The FDA has granted approval for GSK's Blenrep, an anti-BCMA antibody-drug conjugate, as a third-line treatment for multiple myeloma. This approval comes three years after the drug was removed from the market
due to failing a confirmatory trial. Blenrep is now approved for use in combination with Takeda's Velcade and dexamethasone. However, the FDA did not approve a second regimen involving Bristol Myers Squibb's Pomalyst and dexamethasone, likely due to concerns about ocular toxicity. The approval follows a negative vote from the FDA's Oncologic Drugs Advisory Committee in July. The drug's use is restricted to third-line settings in the U.S., unlike other markets such as the EU, UK, and Japan, where it is approved for second-line use.
Why It's Important?
The approval of Blenrep is significant for GSK as it attempts to restore the drug's market presence and achieve peak sales targets of approximately $4 billion.

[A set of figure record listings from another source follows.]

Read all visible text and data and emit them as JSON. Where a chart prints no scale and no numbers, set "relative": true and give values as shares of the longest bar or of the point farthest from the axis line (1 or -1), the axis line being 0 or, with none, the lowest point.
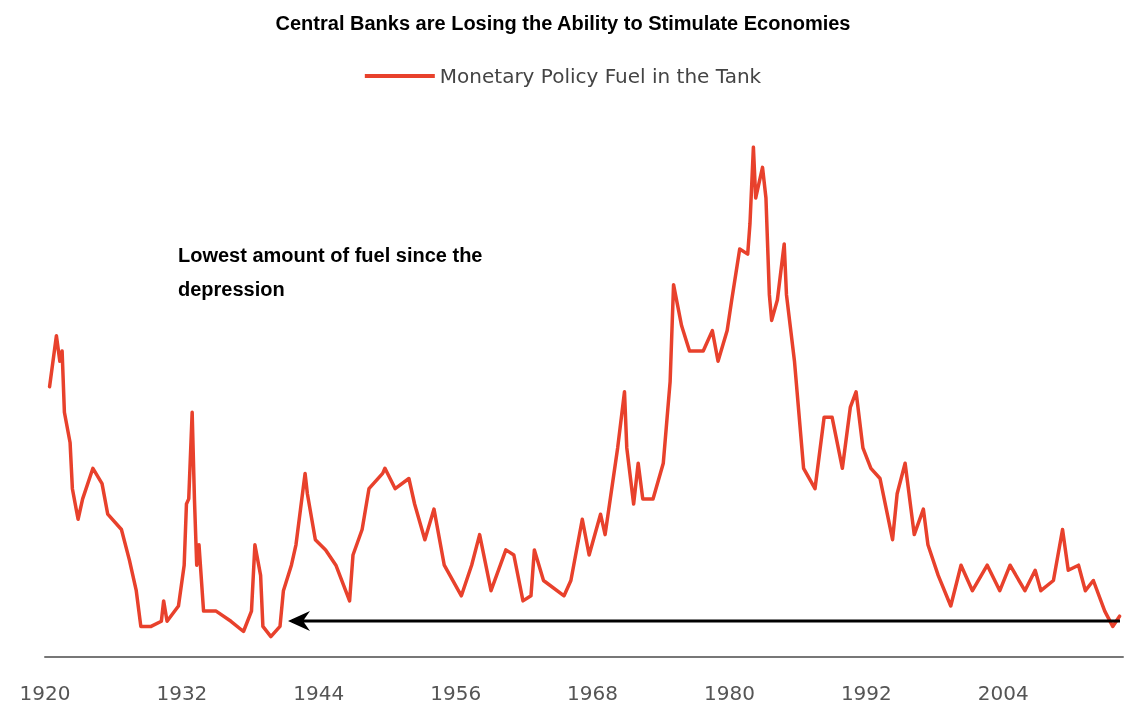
{
  "chart_data": {
    "type": "line",
    "title": "Central Banks are Losing the Ability to Stimulate Economies",
    "relative": true,
    "legend": "top",
    "marker": "none",
    "line_style": "solid",
    "xlim": [
      1920,
      2014.5
    ],
    "xticks": [
      1920,
      1932,
      1944,
      1956,
      1968,
      1980,
      1992,
      2004
    ],
    "annotations": [
      "Lowest amount of fuel since the depression"
    ],
    "x": [
      1920.4,
      1921.0,
      1921.3,
      1921.5,
      1921.7,
      1922.2,
      1922.4,
      1922.9,
      1923.3,
      1924.2,
      1925.0,
      1925.5,
      1926.7,
      1927.4,
      1928.0,
      1928.4,
      1929.3,
      1930.2,
      1930.4,
      1930.7,
      1931.7,
      1932.2,
      1932.4,
      1932.6,
      1932.9,
      1933.1,
      1933.3,
      1933.5,
      1933.9,
      1935.0,
      1936.3,
      1937.4,
      1938.1,
      1938.4,
      1938.9,
      1939.1,
      1939.8,
      1940.6,
      1940.9,
      1941.6,
      1942.0,
      1942.8,
      1943.0,
      1943.7,
      1944.6,
      1945.5,
      1946.7,
      1947.0,
      1947.8,
      1948.4,
      1949.6,
      1949.8,
      1950.7,
      1951.9,
      1952.4,
      1953.3,
      1954.1,
      1955.0,
      1956.5,
      1957.4,
      1958.1,
      1959.1,
      1960.4,
      1961.1,
      1961.9,
      1962.6,
      1962.9,
      1963.7,
      1965.5,
      1966.1,
      1967.1,
      1967.7,
      1968.7,
      1969.1,
      1970.2,
      1970.8,
      1971.0,
      1971.6,
      1972.0,
      1972.4,
      1973.3,
      1974.2,
      1974.8,
      1975.1,
      1975.8,
      1976.5,
      1977.7,
      1978.5,
      1979.0,
      1979.8,
      1980.2,
      1980.9,
      1981.6,
      1981.8,
      1982.1,
      1982.3,
      1982.9,
      1983.2,
      1983.5,
      1983.7,
      1984.2,
      1984.8,
      1985.0,
      1985.7,
      1986.5,
      1987.5,
      1988.3,
      1989.0,
      1989.9,
      1990.6,
      1991.1,
      1991.7,
      1992.4,
      1993.2,
      1994.3,
      1994.7,
      1995.4,
      1996.2,
      1997.0,
      1997.4,
      1998.3,
      1999.4,
      2000.3,
      2001.3,
      2002.6,
      2003.7,
      2004.6,
      2005.9,
      2006.8,
      2007.3,
      2008.4,
      2009.2,
      2009.7,
      2010.6,
      2011.2,
      2011.9,
      2012.9,
      2013.6,
      2014.2
    ],
    "series": [
      {
        "name": "Monetary Policy Fuel in the Tank",
        "color": "#e8412c",
        "values": [
          0.53,
          0.63,
          0.58,
          0.6,
          0.48,
          0.42,
          0.33,
          0.27,
          0.31,
          0.37,
          0.34,
          0.28,
          0.25,
          0.19,
          0.13,
          0.06,
          0.06,
          0.07,
          0.11,
          0.07,
          0.1,
          0.18,
          0.3,
          0.31,
          0.48,
          0.31,
          0.18,
          0.22,
          0.09,
          0.09,
          0.07,
          0.05,
          0.09,
          0.22,
          0.16,
          0.06,
          0.04,
          0.06,
          0.13,
          0.18,
          0.22,
          0.36,
          0.32,
          0.23,
          0.21,
          0.18,
          0.11,
          0.2,
          0.25,
          0.33,
          0.36,
          0.37,
          0.33,
          0.35,
          0.3,
          0.23,
          0.29,
          0.18,
          0.12,
          0.18,
          0.24,
          0.13,
          0.21,
          0.2,
          0.11,
          0.12,
          0.21,
          0.15,
          0.12,
          0.15,
          0.27,
          0.2,
          0.28,
          0.24,
          0.41,
          0.52,
          0.41,
          0.3,
          0.38,
          0.31,
          0.31,
          0.38,
          0.54,
          0.73,
          0.65,
          0.6,
          0.6,
          0.64,
          0.58,
          0.64,
          0.7,
          0.8,
          0.79,
          0.85,
          1.0,
          0.9,
          0.96,
          0.9,
          0.71,
          0.66,
          0.7,
          0.81,
          0.71,
          0.58,
          0.37,
          0.33,
          0.47,
          0.47,
          0.37,
          0.49,
          0.52,
          0.41,
          0.37,
          0.35,
          0.23,
          0.32,
          0.38,
          0.24,
          0.29,
          0.22,
          0.16,
          0.1,
          0.18,
          0.13,
          0.18,
          0.13,
          0.18,
          0.13,
          0.17,
          0.13,
          0.15,
          0.25,
          0.17,
          0.18,
          0.13,
          0.15,
          0.09,
          0.06,
          0.08
        ]
      }
    ]
  }
}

The narrower label in the U.S. market could impact sales and the drug's rollout pace. Blenrep's approval is based on results from the DREAMM-7 trial, which demonstrated improved clinical outcomes in third-line or later myeloma populations. The drug fulfills a major patient need by being the only anti-BCMA agent that can be administered across various healthcare settings, including community centers where most patients receive care. GSK aims to expand Blenrep's use into first-line settings, which is crucial for achieving its sales targets.
What's Next?
GSK is conducting the DREAMM-10 study to explore Blenrep's use in newly diagnosed, transplant-ineligible multiple myeloma patients. This study compares Blenrep plus lenalidomide and dexamethasone against Darzalex plus lenalidomide and dexamethasone. The outcome of this study could potentially expand Blenrep's label to include first-line treatment, which is essential for meeting GSK's sales goals. The company will closely monitor the drug's rollout and its impact in the U.S. market, given the restrictions on its use.
Beyond the Headlines
The FDA's decision reflects ongoing concerns about drug safety, particularly regarding ocular toxicity associated with Blenrep. The approval process highlights the challenges pharmaceutical companies face in balancing efficacy and safety, especially for drugs intended for serious conditions like multiple myeloma. The narrower label may influence GSK's strategic decisions and investment in further clinical trials to expand the drug's indications.